Much like Facebook and Twitter, this is another site that hasn’t been created for nuanced political discussion – it’s a platform made to promote the cycle of consumption and engagement with content. Political views or opinions therefore aren’t connected to links to detailed articles explaining or verifying an opinion, but rather feeds that opinion to the user who will then consume, engage and move on.
Social media posts aren’t subject to editors or fact checkers, but are inherently emotional, often combative, and can incite conflict and friction. Character limits – in the case of Twitter – and the one minute time limit on TikTok videos, require the need to deliver difficult ideas in condensed forms and don’t always allow for considered explanation or added context.
Professor Brian L Ott explained in his article on the dangers of digital politics, that sites like Facebook don’t serve the political discussion very well: “First, they overwhelmingly expose us to information we already agree with, leading to confirmation bias.

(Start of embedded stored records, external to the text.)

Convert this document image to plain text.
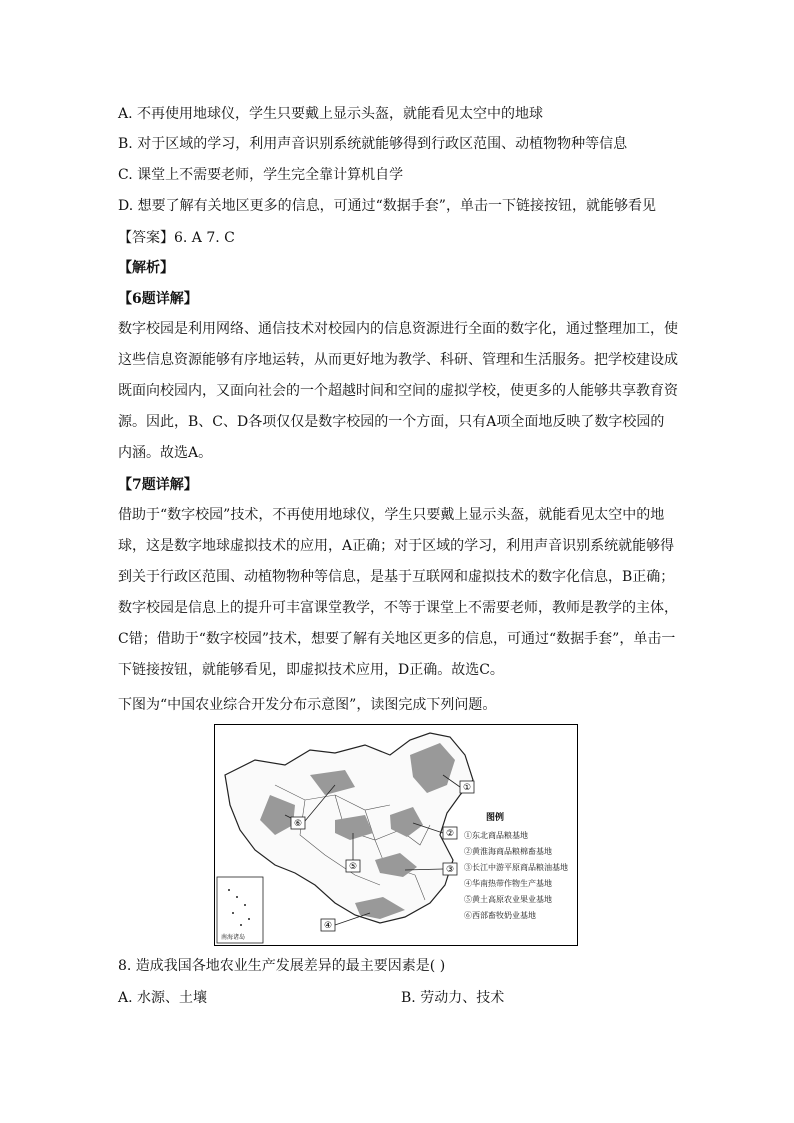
A. 不再使用地球仪，学生只要戴上显示头盔，就能看见太空中的地球
B. 对于区域的学习，利用声音识别系统就能够得到行政区范围、动植物物种等信息
C. 课堂上不需要老师，学生完全靠计算机自学
D. 想要了解有关地区更多的信息，可通过“数据手套”，单击一下链接按钮，就能够看见
【答案】6. A 7. C
【解析】
【6题详解】
数字校园是利用网络、通信技术对校园内的信息资源进行全面的数字化，通过整理加工，使这些信息资源能够有序地运转，从而更好地为教学、科研、管理和生活服务。把学校建设成既面向校园内，又面向社会的一个超越时间和空间的虚拟学校，使更多的人能够共享教育资源。因此，B、C、D各项仅仅是数字校园的一个方面，只有A项全面地反映了数字校园的内涵。故选A。
【7题详解】
借助于“数字校园”技术，不再使用地球仪，学生只要戴上显示头盔，就能看见太空中的地球，这是数字地球虚拟技术的应用，A正确；对于区域的学习，利用声音识别系统就能够得到关于行政区范围、动植物物种等信息，是基于互联网和虚拟技术的数字化信息，B正确；数字校园是信息上的提升可丰富课堂教学，不等于课堂上不需要老师，教师是教学的主体，C错；借助于“数字校园”技术，想要了解有关地区更多的信息，可通过“数据手套”，单击一下链接按钮，就能够看见，即虚拟技术应用，D正确。故选C。
下图为“中国农业综合开发分布示意图”，读图完成下列问题。
①
②
③
④
⑤
⑥
图例
①东北商品粮基地
②黄淮海商品粮棉畜基地
③长江中游平原商品粮油基地
④华南热带作物生产基地
⑤黄土高原农业果业基地
⑥西部畜牧奶业基地
南海诸岛
8. 造成我国各地农业生产发展差异的最主要因素是( )
A. 水源、土壤	B. 劳动力、技术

Second, much of the information they spread is unreliable (and even propagandistic). Third, social media are designed to elicit emotional rather than rational responses from us.”
That description could also very easily be matched with TikTok’s emerging political role.
Like all successful social media platforms, it is great at keeping you on the app and mindlessly scrolling. This mindless scrolling can perhaps slowly teach you something new, introduce you to new ideas, open your mind up to new ways of thinking about topics and even engage young people in the political process.
That can of course be great, but it’s also important to remember how the platform and algorithm works, because it will inevitably lead many into an unconscious filter bubble of very specific views in this polarised political landscape, and even a powerful tool for exploitation.